Join artist Ragnar Kjartansson and his parents, Guðrún Ásmundsdóttir and Kjartan Ragnarsson, for the US premiere of the newly remastered film Morðsaga (1977), the first feature film produced in Iceland in which both Kjartansson’s parents performed.
This event is being held in conjunction with “Me, My Mother, My Father, and I,” the artist’s first New York solo museum exhibition. The central piece of the exhibition, Take Me Here by the Dishwasher: Memorial for Marriage (2011/2014), takes inspiration from a scene in Morðsaga in which the main character of the film, played by Kjartansson’s mother, fantasizes about a plumber, played by Kjartansson’s father, in a sex scene on the kitchen floor. As family legend has it, Kjartansson was conceived the night after the film shoot.

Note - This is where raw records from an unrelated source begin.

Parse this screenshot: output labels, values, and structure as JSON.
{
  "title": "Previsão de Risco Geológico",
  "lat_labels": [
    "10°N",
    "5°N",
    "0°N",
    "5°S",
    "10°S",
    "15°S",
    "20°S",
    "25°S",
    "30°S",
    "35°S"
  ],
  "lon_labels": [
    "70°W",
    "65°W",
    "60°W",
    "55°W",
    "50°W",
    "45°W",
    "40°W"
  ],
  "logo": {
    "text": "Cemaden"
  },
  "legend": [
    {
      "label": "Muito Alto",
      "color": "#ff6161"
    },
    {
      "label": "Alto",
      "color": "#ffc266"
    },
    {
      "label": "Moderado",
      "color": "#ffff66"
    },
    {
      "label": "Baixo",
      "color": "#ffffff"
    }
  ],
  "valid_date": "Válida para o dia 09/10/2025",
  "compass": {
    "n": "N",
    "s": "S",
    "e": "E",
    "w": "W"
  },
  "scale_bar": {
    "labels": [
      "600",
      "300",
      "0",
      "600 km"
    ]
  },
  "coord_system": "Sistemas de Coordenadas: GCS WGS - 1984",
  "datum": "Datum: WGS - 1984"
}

Born into a family of actors and theater professionals, Kjartansson draws from a varied history of stage traditions, film, music, and literature. His performances, drawings, paintings, and video installations explore the boundary between reality and fiction as well as constructs of myth and identity. He often attempts to convey genuine emotion through melodramatic gestures and conversely reveals sincerity within pretending. Playing with stereotypes usually projected onto the persona of the actor, Kjartansson both celebrates and derides the romanticized figure of the artist as cultural hero. His performances are often feats of endurance, which last for hours or days at a time, taking a motif as simple as a pop song and transforming it through protracted repetition into a transcendent mantra. At the New Museum, Kjartansson will present works with and about his family, providing an opportunity to look at the ways his work explores family ties and delusions of grandeur, as well as to engage with his ongoing interest in the conflation of reality and fantasy.